El capital, además de ser ejemplarmente didáctica en algunos de sus momentos respecto a cómo funcionan las cosas, no se muestra tibia en su mensaje final: el poder financiero y su ambición sin límites, la dictadura de los mercados, la pantomima de los estados democráticos y de las leyes sociales, en definitiva, un sistema que hace más ricos a los ricos y empobrece a los más indefensos. Es de agradecer la mirada de cineastas como Constantin Costa-Gavras, que ha denunciado siempre el totalitarismo en todas sus formas, y por supuesto también el de la economía. La película, que no ha recibido demasiadas buenas críticas por parte de la prensa especializada, se ha definido además como comedia, despiste tal vez provocado porque su excelente protagonista, Gad Elmaleh, es un cómico francés; no definiría El capital, en absoluto, como una comedia y sí como un drama terrible de fondo, que debería estimular conciencias y alarmar sobre la falta de compromiso ético en el sistema imperante.

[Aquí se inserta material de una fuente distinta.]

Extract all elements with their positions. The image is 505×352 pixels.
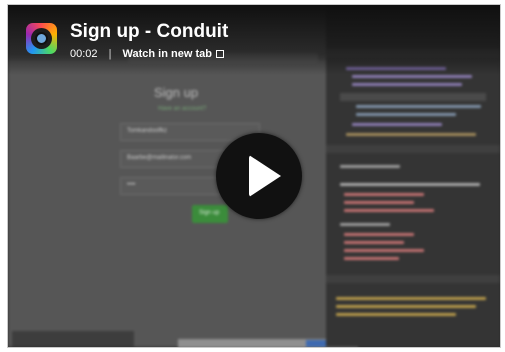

Lo que sí tiene el film es un retrato grotesco de los poderosos y una devastadora ironía en algunos momentos, como es el caso de esa secuencia, una de las más brillantes, en que el protagonista decide adoptar una estrategia populista, nada menos que inspirada en Mao, para defenestrar a una serie de personas dentro de su propia compañía. No deja de tener su gracia que, en una feroz crítica al capitalismo, se nos insinúe que el consejo directivo de un banco pueda funcionar de manera similar al Partido Comunista chino; tiene su lógica, ya que en ambos casos se trata de afianzar el poder y deshacerse de los elementos molestos. No muestra este trabajo cinematográfico, precisamente, un horizonte optimista ni salva los muebles para que algunos personas y algunos discursos dentro del sistema puedan parecer heroicos. Y es eso lo que más necesitamos de cara a una transformación radical, retratos de la realidad que nos muestren las cosas tal y como son, sin maniqueísmos, subterfugios ni tibiezas; es el todopoderoso capitalismo, unido al poder político en todas sus formas o sometiéndole (y esa es una lectura que el análisis libertario debería tener en cuenta respecto a otras épocas), el mal que lo impregna todo.